The fake news discussion wraps up with questions being raised over the integrity of reporting on Europe’s refugee crisis. In 2015, the peak of the crisis, more than 1 million migrants entered Europe, primarily crossing the Aegean Sea and then traveling up through the Balkans prior to reaching their destinations.

For major western media, the United Nations High Commissioner for Refugees (UNHCR) served as the most trusted source of information. But when comparing UNHCR data to statistics compiled by Frontex, the EU border guard agency, discrepancies appear. Likewise, eyewitness accounts of the Balkan route raise questions as to whether UNHCR was skewing data, particularly on the percentage of asylum seekers who were coming from Syria.

When one googles “where the refugees are coming from,” an excerpt from a Wikipedia entry pops up stating, “In 2015, over 80 percent of the refugees whom arrived in Europe by sea, came from Syria, Iraq and Afghanistan.” The word “Syria” is in bold.

Upon further investigation, it can be seen that the Wikipedia entry cites a BBC article as its source. The BBC article cites a UNHCR press release, which states, in 2015, “one-in-every two of those crossing the Mediterranean” were Syrians fleeing war. The news release then states Afghans accounted for 20 percent of the asylum seekers crossing the Mediterranean and Iraqis made up 7 percent.

Frontex’s figures, too, indicated Syria, Afghanistan and Iraq were the leading countries of origin for asylum seekers arriving in Europe in 2015. However, Frontex’s annual report told a different story.

“The breakdown by nationality, however, should be considered with caution as thorough interviews of a proportion of migrants during the screening procedure indicated a high degree of falsely claimed nationalities,” the Frontex report states. “Indeed, many migrants claimed to be from Syria or Afghanistan, to avoid being returned to Turkey or their country of origin, and to speed up their journey within the EU.”

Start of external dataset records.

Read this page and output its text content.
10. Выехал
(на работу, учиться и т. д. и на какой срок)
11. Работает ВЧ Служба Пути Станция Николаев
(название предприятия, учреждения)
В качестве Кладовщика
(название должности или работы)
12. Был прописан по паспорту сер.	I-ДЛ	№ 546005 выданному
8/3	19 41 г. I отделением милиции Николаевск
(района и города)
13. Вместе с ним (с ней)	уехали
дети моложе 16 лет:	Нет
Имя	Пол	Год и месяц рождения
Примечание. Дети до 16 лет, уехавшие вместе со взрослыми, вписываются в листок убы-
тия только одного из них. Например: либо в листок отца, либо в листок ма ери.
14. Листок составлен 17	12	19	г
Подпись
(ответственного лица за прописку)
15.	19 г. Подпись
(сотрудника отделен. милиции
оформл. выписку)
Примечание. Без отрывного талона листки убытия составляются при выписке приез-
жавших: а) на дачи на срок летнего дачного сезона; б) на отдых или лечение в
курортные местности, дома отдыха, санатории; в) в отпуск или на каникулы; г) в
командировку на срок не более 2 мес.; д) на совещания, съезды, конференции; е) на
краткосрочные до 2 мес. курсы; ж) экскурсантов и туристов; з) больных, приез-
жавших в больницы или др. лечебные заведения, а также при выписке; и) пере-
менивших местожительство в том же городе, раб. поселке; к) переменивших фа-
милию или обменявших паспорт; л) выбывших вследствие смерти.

While acknowledging its numbers may be skewed, Frontex states 33 percent of individuals who illegally crossed into the EU in 2015 came from Syria, followed by 15 percent from Afghanistan and 6 percent from Iraq. The Frontex report lists 31 percent of the people entering the EU illegally as being from unspecified countries.

During the podcast, Friedman says Frontex’s assertions appear to be more accurate and forthcoming than UNHCR’s reporting, when taking into account what he witnessed in the Balkans in 2015. Friedman traveled around the Balkans in the fall of 2015, photographing and videotaping refugee flows and conducting interviews with asylum seekers. From what he witnessed and recorded, Syrians did not appear to make up 50 percent of the asylum seekers arriving in Europe. Syrians likely comprised a plurality of asylum seekers that year, but there were sizeable numbers of migrants coming from all over the world, including much of Africa and countries as far away as Bangladesh. Additionally, some migrants admitted they were falsifying their nationalities on documents, and others were witnessed being rejected by border guards for doing so.


As mentioned in the podcast, these points do not delegitimize the Syrian refugee crisis, which was and is a matter of life and death for thousands, if not millions, of people. However, the examination of refugee data does raise questions over the integrity of information about world events that major institutions present as established fact.

“So it just all gets recycled,” Sanders said during the podcast. “You have one source, which is unverified, then BBC links to that source, cites that source, and then Wikipedia takes from BBC.”

Ultimately, Google grabs the data from the BBC and Internet users consume it. Fake news? You decide.